For the team, it was important to have enough process for people to understand how work would be done, but enough flexibility for folks to adjust how they worked based on their specific team and the stakeholders in their ecosystem. I developed a multi-step product development lifecycle that met the needs of the team and the client.

  1. Kickoff. Orient team and stakeholders to the problem to be solved, including collating any previous user research and data to guide the conversation. Share the general timeline for product discovery, UX solutioning, requirements gathering, development, and launch.
  2. Gather requirements and user data. Work with necessary parties to identify policy and business requirements. Identify problem to be solved and goals of the work.
  3. Brainstorming and solutioning. Given the requirements, problem, and goals, work with cross-functional team to brainstorm ways to tackle the challenge and propose solutions.
  4. Solution validation and approval.Meet with stakeholders and leadership to propose a solution including the pain points and how they are address with the solution, how this helps reach our goals, and ensure alignment. Have a discussion on areas of concern and agree on a path forward. Conduct user testing to validate if the solution is on the right path, or if adjustments need to be made.
  5. Build. Tasks are broken up into user stories with the appropriate acceptance criteria, and distributed amongst the appropriate team. Ensure team alignment on timeline, and make adjustments as work continues.
  6. Launch readiness and Launch. Thorough user testing and quality assurance validation of the work and the entire system in all environments, including checking for bugs, impacts to functionality and performance, and overall quality. If all looks good, release into production, tracking performance and user metrics.
  7. Learn. Have a team retrospective to discuss what worked well and what could be changed for the future. Conduct user testing and gather user metrics to assess the impact new features have on users. Ask ourselves “Did the solution have the expected impact? Where can we continue to improve and iterate”.

what we accomplished

Since CMS launched the redesigned Medicare Plan Finder, the tool has:

  1. Helped more than 2.6 million Medicare beneficiaries enroll in a Medicare plan, about 40% more enrollments than the legacy tool the previous year.
  2. During Medicare’s Open Enrollment, the redesigned Medicare Plan Finder saw an average of 373,000 visitors a day and peaked at 847 API requests per second.
  3. Zero downtime for the redesigned Medicare Plan Finder, meaning the tool ran smoothly and did not impact an individual’s ability to find and enroll in Medicare.

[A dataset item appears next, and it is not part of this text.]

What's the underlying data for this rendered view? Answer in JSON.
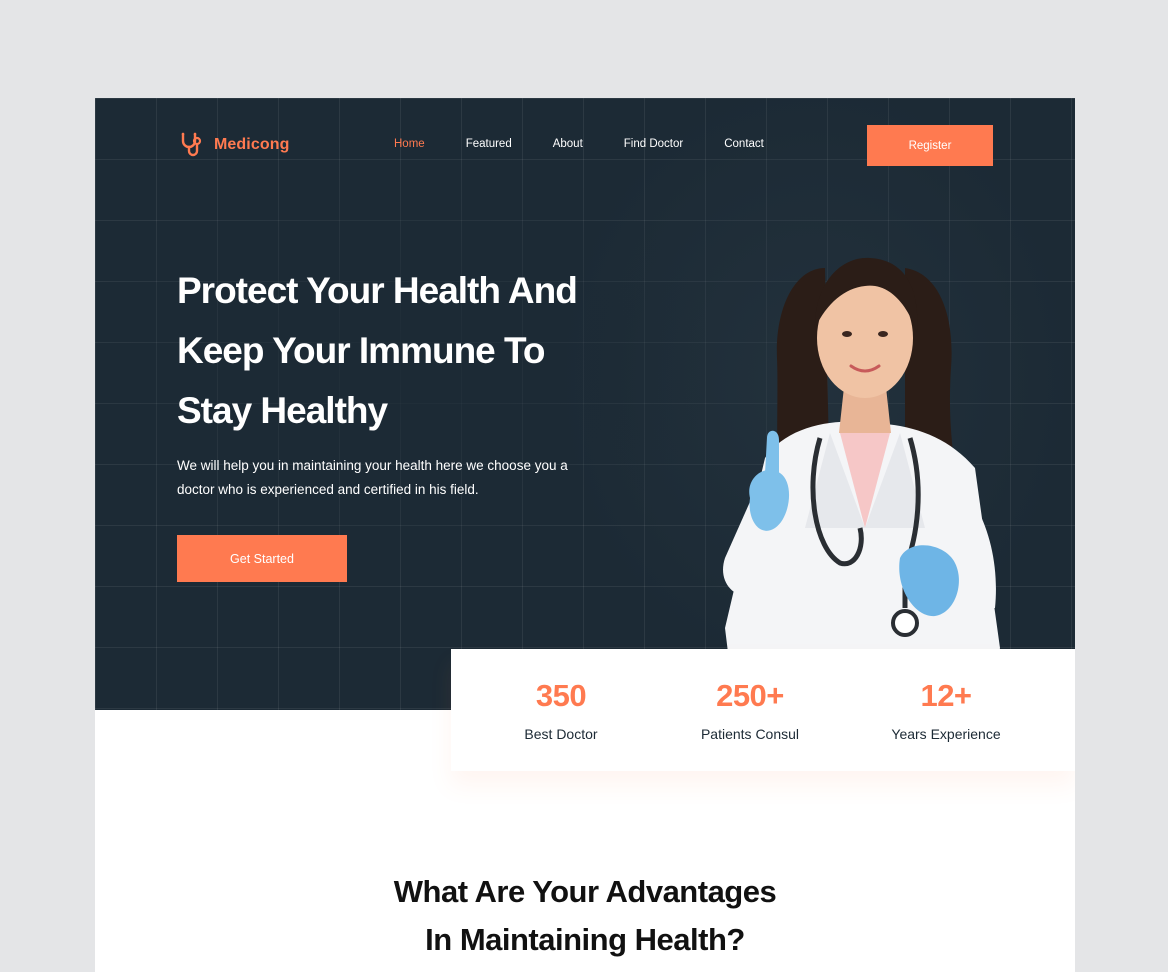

But most importantly, here are some quotes from the beneficiaries who used the redesigned Medicare Plan Finder:

  1. “I really like it because it’s self-explanatory and gives things in detail. You know up front what each plan costs a month, what your deductibles are, and what drugs are covered and what drugs aren’t. That’s really important. It gives you an estimate right up front.”
  2. “Even I, a 73-year-old guy who’s not very computer savvy can figure it out.”
  3. “They care enough to construct something like this.”